In order to achieve the best overall economic benefit, it is necessary to compare the economic costs of the three replacement strategies at different degrees of BRB faults. The calculated cost is presented in
Figure 24.
According to
Figure 24, when there is only one broken bar, it is not economical to replace the entire machine (strategy 1). This is because the electricity costs due to extra losses over the life period are low. At the same time, the strategy of replacing but not depreciating the rotor (strategy 2) is only applicable to motors with a longer residual life period.

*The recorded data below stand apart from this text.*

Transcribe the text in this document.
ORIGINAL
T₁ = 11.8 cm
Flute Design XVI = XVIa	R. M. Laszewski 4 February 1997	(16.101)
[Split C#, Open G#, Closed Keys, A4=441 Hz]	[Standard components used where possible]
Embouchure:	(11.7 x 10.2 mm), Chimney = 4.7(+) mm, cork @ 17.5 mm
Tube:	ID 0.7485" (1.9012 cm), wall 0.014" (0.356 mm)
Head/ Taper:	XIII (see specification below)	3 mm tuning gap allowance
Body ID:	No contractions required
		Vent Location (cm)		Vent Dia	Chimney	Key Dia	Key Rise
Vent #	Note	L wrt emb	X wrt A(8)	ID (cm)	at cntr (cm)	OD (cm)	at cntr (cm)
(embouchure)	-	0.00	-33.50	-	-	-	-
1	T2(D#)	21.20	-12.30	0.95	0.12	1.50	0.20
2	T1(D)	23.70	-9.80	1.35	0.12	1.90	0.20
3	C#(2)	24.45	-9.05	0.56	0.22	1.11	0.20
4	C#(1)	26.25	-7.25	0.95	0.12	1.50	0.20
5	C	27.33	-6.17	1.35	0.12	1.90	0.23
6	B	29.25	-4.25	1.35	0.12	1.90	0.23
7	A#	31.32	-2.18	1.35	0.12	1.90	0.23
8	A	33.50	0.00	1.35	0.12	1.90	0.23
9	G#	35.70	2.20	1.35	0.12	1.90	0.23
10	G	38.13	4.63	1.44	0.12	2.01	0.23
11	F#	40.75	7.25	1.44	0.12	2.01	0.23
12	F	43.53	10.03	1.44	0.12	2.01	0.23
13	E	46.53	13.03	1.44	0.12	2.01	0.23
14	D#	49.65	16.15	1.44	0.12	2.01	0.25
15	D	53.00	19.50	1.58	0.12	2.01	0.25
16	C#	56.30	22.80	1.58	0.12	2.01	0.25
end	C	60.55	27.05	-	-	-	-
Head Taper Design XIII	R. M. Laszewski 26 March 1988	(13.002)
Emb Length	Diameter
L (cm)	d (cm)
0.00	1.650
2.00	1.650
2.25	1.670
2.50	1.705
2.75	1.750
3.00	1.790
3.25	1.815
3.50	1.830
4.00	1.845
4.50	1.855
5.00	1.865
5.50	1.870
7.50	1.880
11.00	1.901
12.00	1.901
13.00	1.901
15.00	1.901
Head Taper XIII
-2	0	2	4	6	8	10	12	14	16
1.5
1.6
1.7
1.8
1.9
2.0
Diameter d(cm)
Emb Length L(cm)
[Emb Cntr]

However, with the increasing number of broken rotor bars, the extra waste in electric charge over the whole life of the motor is very significant. Therefore, the strategy of replacing but not depreciating the rotor gradually becomes more widely applicable, and eventually, it becomes economical to adopt the strategy of replacing the entire machine. In addition, when facing different degrees of BRB faults, the strategy of replacing and depreciating the rotor always has the lowest cost at different residual life periods of the motor.
6. Conclusions
For the first time, this paper focuses on fault treatment strategies for induction motors with broken rotor bars. The influence of BRB faults on the loss and efficiency characteristics of squirrel-cage IMs is analyzed. Through the calculation and evaluation of relevant economic data involved with three replacement strategies, the best path for dealing with different degrees of BRB faults is determined. The following conclusions are obtained:
(1) With a BRB fault, the starting time of the squirrel-cage IM is prolonged. When the number of broken bars is small (1–3 bars), the normal starting of the motor is largely unaffected. In other words, the starting current, starting torque and starting time are all within acceptable ranges (One broken bar has almost no effect on the start-up time. When two bars are broken, the start-up time is prolonged by +5%, and the start-up time for three broken bars is prolonged by +10%). Concurrently, the steady-state speed does not change significantly.
(2) BRB faults will lead to increases of stator copper (+1.4%, +4.65%, +9%) and iron loss (+9.68%, +15.2%, +17.60%) and the decrease in rotor copper loss (−5.04%, −5.94%, −6.89%). Total motor loss (+4.72%, +7.7%, +12.56%) is increased leading to lower operation efficiency (−0.31%, −0.52%, −0.81%). The number of broken rotor bars is positively correlated with the loss of squirrel-cage IM, but negatively correlated with motor efficiency. The decrease in rotor losses as the number of broken rotor bars increases, the larger the number of broken rotor bars, the more obvious this phenomenon becomes.
(3) When facing different degrees of BRB faults, the most appropriate time for maintenance can be determined by comparing the economic costs. In general, when the number of broken strips of the IM is less than 3 and the motor life is long, the strategy of rotor replacement can be used. If the IM has a short remaining life, the user should preferably choose to depreciate the rotor. In conclusion, the strategy of replacing and depreciating the rotor always has the lowest economic cost at different residual life periods of the squirrel-cage IMs, so it should be taken as a suitable strategy for dealing with BRB faults. The results also show that it is necessary to determine the specific number of broken bars during the fault diagnosis stage. We hope that the strategies provided in this paper can be combined with troubleshooting equipment to give users scientific strategies to deal with BRB faults. This is something that requires further research.
From the perspective of ordinary industrial users, this paper provides a new idea to deal with the BRB faults in asynchronous motors. For future work, an intelligent monitoring platform can be developed to minimize losses, reduce costs, improve efficiency and provide scientific maintenance solutions for different asynchronous motors in real industrial environments based on the coping strategies provided in this paper for BRB failures.